Madness, the ‘butterfly mind’ of Hatto, her unwillingness to let go of the past, her ambiguous departure from the performance circuit, and Barrington-Coupe’s subsequent contradictory denials and confessions to those interested in the story;

Revenge, against a critical establishment that derided many of Hatto’s performances, ignoring many recordings which her husband had produced, and the concoction and successfully executed hoax, leaving many critics with egg on their faces.

This first film (Love, top of page) began with a poem I wrote responding to the love Barrington-Coupe had for his wife and the lengths he was willing to go to make her happy. The form was directly inspired by the ‘tone poem’ form from the Romantic era of music, taking a more literal approach in regard to colour tone and atmosphere. The music I selected was Liebestraum by Franz Liszt, literally translated as ‘dream of love’, bringing an  expressive yet grounded feel to the film.

The second film (Madness, above) was based upon the inconsistency of Barrington-Coupe’s testimony and the ‘butterfly mind’ of Hatto. I expressed this through the use of mesostic poetry, utilized by John Cage, with one vertical stream reading Barrington-Coupe and another horizontal stream reading Hatto. I compiled Barrington-Coupe’s statements into a contradictory stream of consciousness and wrote Hatto’s words as a response to his, referring to other accounts in my research as well. In addition, I used musical notation to convey a sense of foreboding, removing its ‘dainty’ quality and imposing it on the viewer. The music adds to the discomfort of the piece, Alfred Schnittke’s maddening Cadenza climaxing at a sudden end.

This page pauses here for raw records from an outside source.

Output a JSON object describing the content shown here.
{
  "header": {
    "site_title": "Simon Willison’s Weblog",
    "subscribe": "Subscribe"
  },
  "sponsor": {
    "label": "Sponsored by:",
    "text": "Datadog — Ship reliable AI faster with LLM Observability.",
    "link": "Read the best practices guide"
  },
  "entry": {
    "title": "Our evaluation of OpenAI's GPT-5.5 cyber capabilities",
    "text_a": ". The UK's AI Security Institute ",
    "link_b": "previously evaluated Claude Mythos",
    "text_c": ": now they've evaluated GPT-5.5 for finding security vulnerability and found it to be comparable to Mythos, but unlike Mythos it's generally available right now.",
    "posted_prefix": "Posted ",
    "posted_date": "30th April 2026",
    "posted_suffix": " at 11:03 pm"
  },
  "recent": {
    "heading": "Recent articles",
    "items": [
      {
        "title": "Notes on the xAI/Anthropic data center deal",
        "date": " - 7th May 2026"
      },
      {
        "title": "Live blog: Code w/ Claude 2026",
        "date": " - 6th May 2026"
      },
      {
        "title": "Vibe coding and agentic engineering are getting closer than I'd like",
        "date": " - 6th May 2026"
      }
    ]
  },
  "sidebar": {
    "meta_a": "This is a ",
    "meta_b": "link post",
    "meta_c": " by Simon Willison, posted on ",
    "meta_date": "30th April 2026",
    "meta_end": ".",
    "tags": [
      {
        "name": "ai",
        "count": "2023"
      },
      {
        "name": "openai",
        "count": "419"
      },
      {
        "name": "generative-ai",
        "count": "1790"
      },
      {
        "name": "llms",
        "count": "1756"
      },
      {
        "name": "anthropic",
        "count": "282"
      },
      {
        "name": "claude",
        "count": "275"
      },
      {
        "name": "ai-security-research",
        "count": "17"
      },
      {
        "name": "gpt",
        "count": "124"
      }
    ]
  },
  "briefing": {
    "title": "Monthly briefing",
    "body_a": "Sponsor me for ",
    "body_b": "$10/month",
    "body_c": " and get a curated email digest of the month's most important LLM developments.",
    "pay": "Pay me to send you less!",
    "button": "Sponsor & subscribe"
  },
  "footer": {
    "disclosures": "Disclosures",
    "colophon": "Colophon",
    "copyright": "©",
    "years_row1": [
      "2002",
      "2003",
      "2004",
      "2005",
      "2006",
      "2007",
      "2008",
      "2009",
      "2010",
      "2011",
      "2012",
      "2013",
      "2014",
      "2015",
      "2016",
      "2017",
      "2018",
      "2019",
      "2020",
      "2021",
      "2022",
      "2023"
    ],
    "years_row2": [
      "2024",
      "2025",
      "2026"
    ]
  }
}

My final film (Revenge, above) divided itself between the pre-hoax and post-hoax Hatto, using adjectives from reviews to show, first a building frustration due to an unrelenting foe, then second an undulating praise from the same source, culminating in a tranquil contentedness. The form was inspired by the divisions in the narrative, using alternating and strobing words in accompaniment to the frantic Rachmaninov soundtrack. At the seam between the two sides, the mood changes and another prelude gently lulls the pace down to its end with the typography affected, growing softer and lighter.